Andrea Petersen, The Wall Street Journal
Swifties
Just ahead of her national tour kickoff, a new study sought to discern who precisely makes up the coalition of people who are fans of Taylor Swift, finding that 53 percent of Americans identify as a fan of Taylor Swift while 16 percent of Americans identified as an “avid fan” of Taylor Swift. The demographics are clear: overwhelmingly millennial (45 percent of adult fans in that demo), largely suburban (53 percent of respondents), pretty evenly split on gender (52 percent women), solidly left-of-center (55 percent Democrats, 23 percent Republicans) and rather white (74 percent). According to avid fans, a plurality holds that her best work is 1989, followed by her debut Taylor Swift and then Fearless and Red.

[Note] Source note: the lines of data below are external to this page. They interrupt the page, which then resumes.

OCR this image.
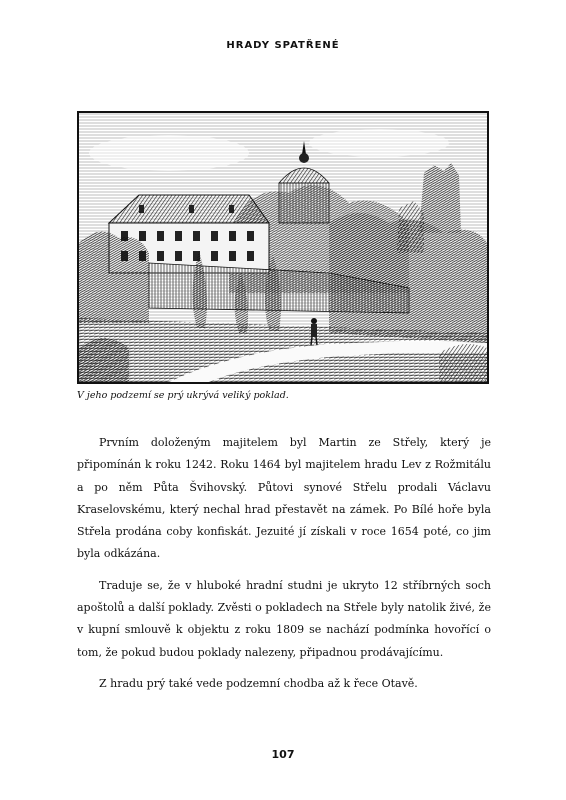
HRADY SPATŘENÉ
V jeho podzemí se prý ukrývá veliký poklad.

Prvním doloženým majitelem byl Martin ze Střely, který je připomínán k roku 1242. Roku 1464 byl majitelem hradu Lev z Rožmitálu a po něm Půta Švihovský. Půtovi synové Střelu prodali Václavu Kraselovskému, který nechal hrad přestavět na zámek. Po Bílé hoře byla Střela prodána coby konfiskát. Jezuité jí získali v roce 1654 poté, co jim byla odkázána.

Traduje se, že v hluboké hradní studni je ukryto 12 stříbrných soch apoštolů a další poklady. Zvěsti o pokladech na Střele byly natolik živé, že v kupní smlouvě k objektu z roku 1809 se nachází podmínka hovořící o tom, že pokud budou poklady nalezeny, připadnou prodávajícímu.

Z hradu prý také vede podzemní chodba až k řece Otavě.

107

Ellyn Briggs and Saleah Blancaflor, Morning Consult
Disproportionate
Many U.S. police departments maintain a social media presence, and many of these law enforcement organizations use these pages to post images of people they have arrested and list the charges against them in an attempt to juice engagement. An analysis of 14,000 Facebook pages maintained by law enforcement agencies found that they consistently overreported crimes by suspects who were Black, who represented just 20 percent of those arrested but accounted for 32 percent of the posts. Americans in general reliably overestimate the percentage of crimes committed by minority groups, and this could be either a reflection of that bias or indeed one of the causes of it.

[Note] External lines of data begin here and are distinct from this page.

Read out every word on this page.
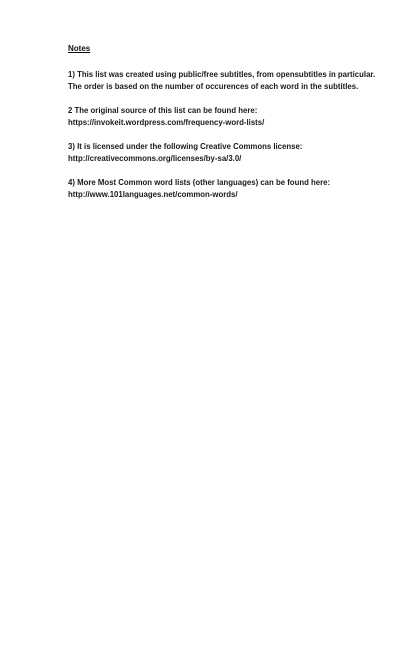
Notes
1) This list was created using public/free subtitles, from opensubtitles in particular.
The order is based on the number of occurences of each word in the subtitles.
2 The original source of this list can be found here:
https://invokeit.wordpress.com/frequency-word-lists/
3) It is licensed under the following Creative Commons license:
http://creativecommons.org/licenses/by-sa/3.0/
4) More Most Common word lists (other languages) can be found here:
http://www.101languages.net/common-words/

Maggie Koerth, FiveThirtyEight
Lucas Museum
George Lucas, the most successful indie film director in America, has long sought to build a museum housing his vast personal archives and collections of art. After years of development, construction on the $1 billion museum is finally underway, with a projected opening of 2025. That’s seven years after ground was first broken and several years more after the original intended opening in 2021. The museum, the Lucas Museum of Narrative Art, will hold 100,000 paintings, photographs and comic books, as well as two 299-seat theaters. Rather than mere memorabilia, it’ll contain Lucas’ collections of Norman Rockwell and Robert Crumb art as well as the works of several other artists. Lucas is, in fact, a gigantic Norman Rockwell geek, which is oddly hilarious, answering the question of “the dude who make a movie everyone else geeks out about, what does he geek out about?”